SAN ANTONIO – A San Antonio woman is continuing her recovery from COVID-19 after spending weeks in the hospital and making it through a coma.
“I had to learn how to walk again. I have to learn how to write. I’m on oxygen 24/7,” said Christina Morales, 42, who began having body aches on June 6.
“I went to get tested on June 9. I got the results that I was COVID-positive,” Morales said.
By June 11, Morales said she was struggling to breathe and ended up at CHRISTUS Santa Rosa Hospital in the Medical Center.
“I just remember struggling to breathe in (the intensive care unit), and the last thing I remember is waking up on June 28, frantic and scared. I didn’t realize I had gone into a coma,” Morales said.
Morales said she was placed into a medically induced coma and intubated. Doctors put a tube down her throat so she could be put on a ventilator to help her breathe.
The coma lasted 18 days.
“I asked myself, ‘How did I get this sick?’ I’ve never been -- you know --I’ve gotten the flu, but I’m able to fight it off within two, three days,” Morales said.
Morales said it’s now challenging to move around her house.
“I’m on several inhalers, steroids, and then all my vitamins that I take daily.

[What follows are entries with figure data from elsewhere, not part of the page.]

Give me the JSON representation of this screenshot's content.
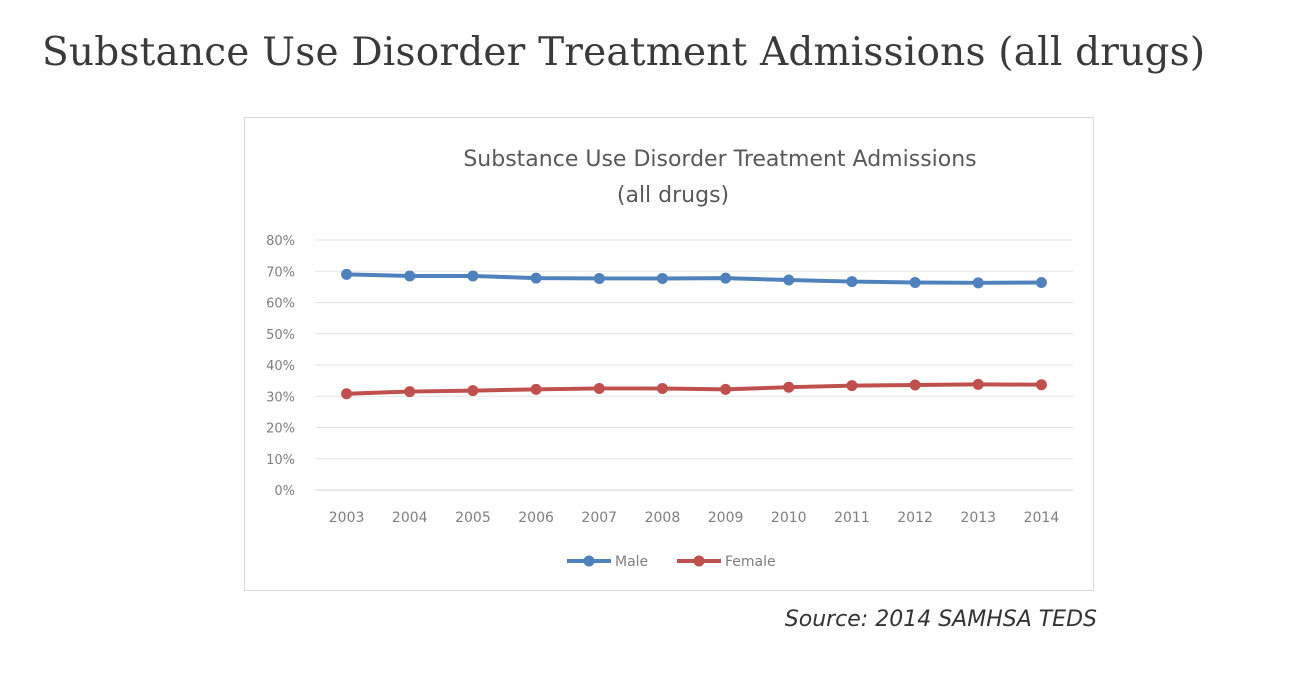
{
  "page": {
    "heading": "Substance Use Disorder Treatment Admissions (all drugs)",
    "source": "Source: 2014 SAMHSA TEDS"
  },
  "chart_data": {
    "type": "line",
    "title_lines": [
      "Substance Use Disorder Treatment Admissions",
      "(all drugs)"
    ],
    "xlabel": "",
    "ylabel": "",
    "categories": [
      "2003",
      "2004",
      "2005",
      "2006",
      "2007",
      "2008",
      "2009",
      "2010",
      "2011",
      "2012",
      "2013",
      "2014"
    ],
    "ylim": [
      0,
      80
    ],
    "yticks": [
      0,
      10,
      20,
      30,
      40,
      50,
      60,
      70,
      80
    ],
    "ytick_labels": [
      "0%",
      "10%",
      "20%",
      "30%",
      "40%",
      "50%",
      "60%",
      "70%",
      "80%"
    ],
    "grid": true,
    "legend_position": "bottom",
    "series": [
      {
        "name": "Male",
        "color": "#4f81bd",
        "values": [
          69,
          68.5,
          68.5,
          67.8,
          67.7,
          67.7,
          67.8,
          67.2,
          66.7,
          66.4,
          66.3,
          66.4
        ]
      },
      {
        "name": "Female",
        "color": "#c0504d",
        "values": [
          30.8,
          31.5,
          31.8,
          32.2,
          32.5,
          32.5,
          32.2,
          32.9,
          33.4,
          33.6,
          33.8,
          33.7
        ]
      }
    ]
  }
}
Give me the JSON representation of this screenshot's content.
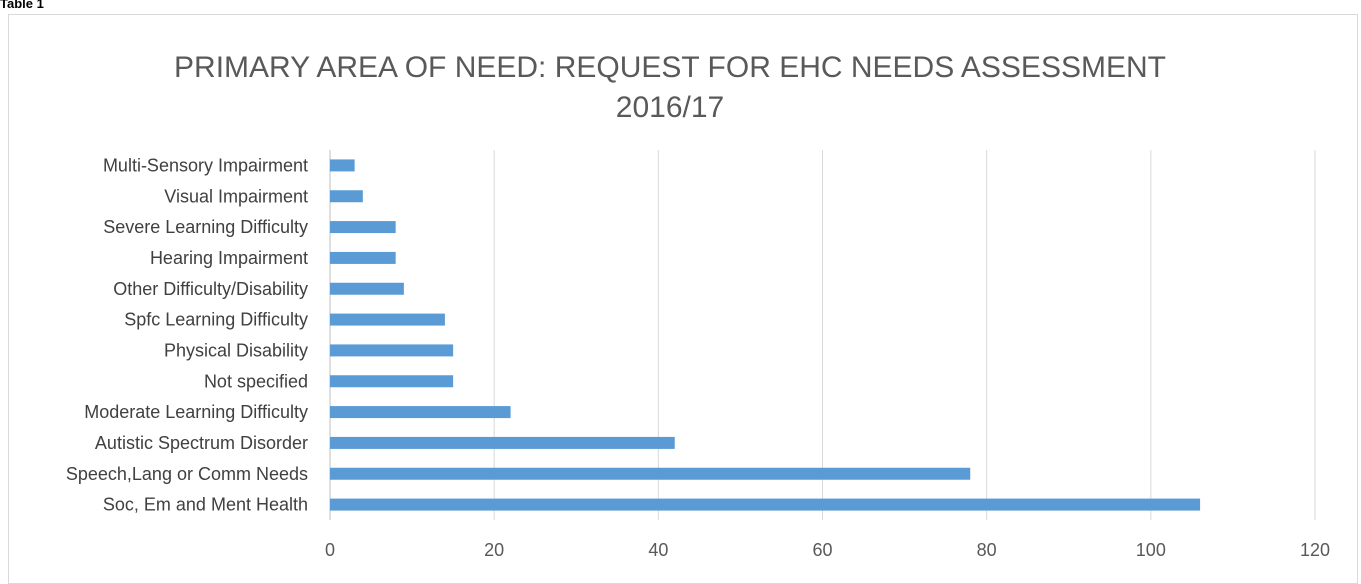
{
  "caption": "Table 1",
  "chart_data": {
    "type": "bar",
    "orientation": "horizontal",
    "title_line1": "PRIMARY AREA OF NEED: REQUEST FOR EHC NEEDS ASSESSMENT",
    "title_line2": "2016/17",
    "categories": [
      "Multi-Sensory Impairment",
      "Visual Impairment",
      "Severe Learning Difficulty",
      "Hearing Impairment",
      "Other Difficulty/Disability",
      "Spfc Learning Difficulty",
      "Physical Disability",
      "Not specified",
      "Moderate Learning Difficulty",
      "Autistic Spectrum Disorder",
      "Speech,Lang or Comm Needs",
      "Soc, Em and Ment Health"
    ],
    "values": [
      3,
      4,
      8,
      8,
      9,
      14,
      15,
      15,
      22,
      42,
      78,
      106
    ],
    "xlim": [
      0,
      120
    ],
    "xticks": [
      0,
      20,
      40,
      60,
      80,
      100,
      120
    ],
    "grid": "vertical",
    "legend": "none",
    "bar_color": "#5b9bd5",
    "grid_color": "#d9d9d9"
  }
}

Then, of course, my oxygen that I have to have on,” Morales said.
Morales said it’s still unknown how long she will be dealing with these lingering effects of COVID-19.
“It could take three months, a year. It just depends on me and how much damage I have to my lungs because of the intubation. So I just got to take it one day at a time,” Morales said.
Morales has a message for those who do not believe COVID-19 is real.
“I hear a lot of people that don’t believe in it ... think it’s a hoax. ‘It’s the government, the government running it.’ No. It nearly took my life. I’m lucky to be here today,” Morales said.
Morales said she had no underlying medical conditions. She said her husband and kids also tested positive for COVID-19, but they are doing OK.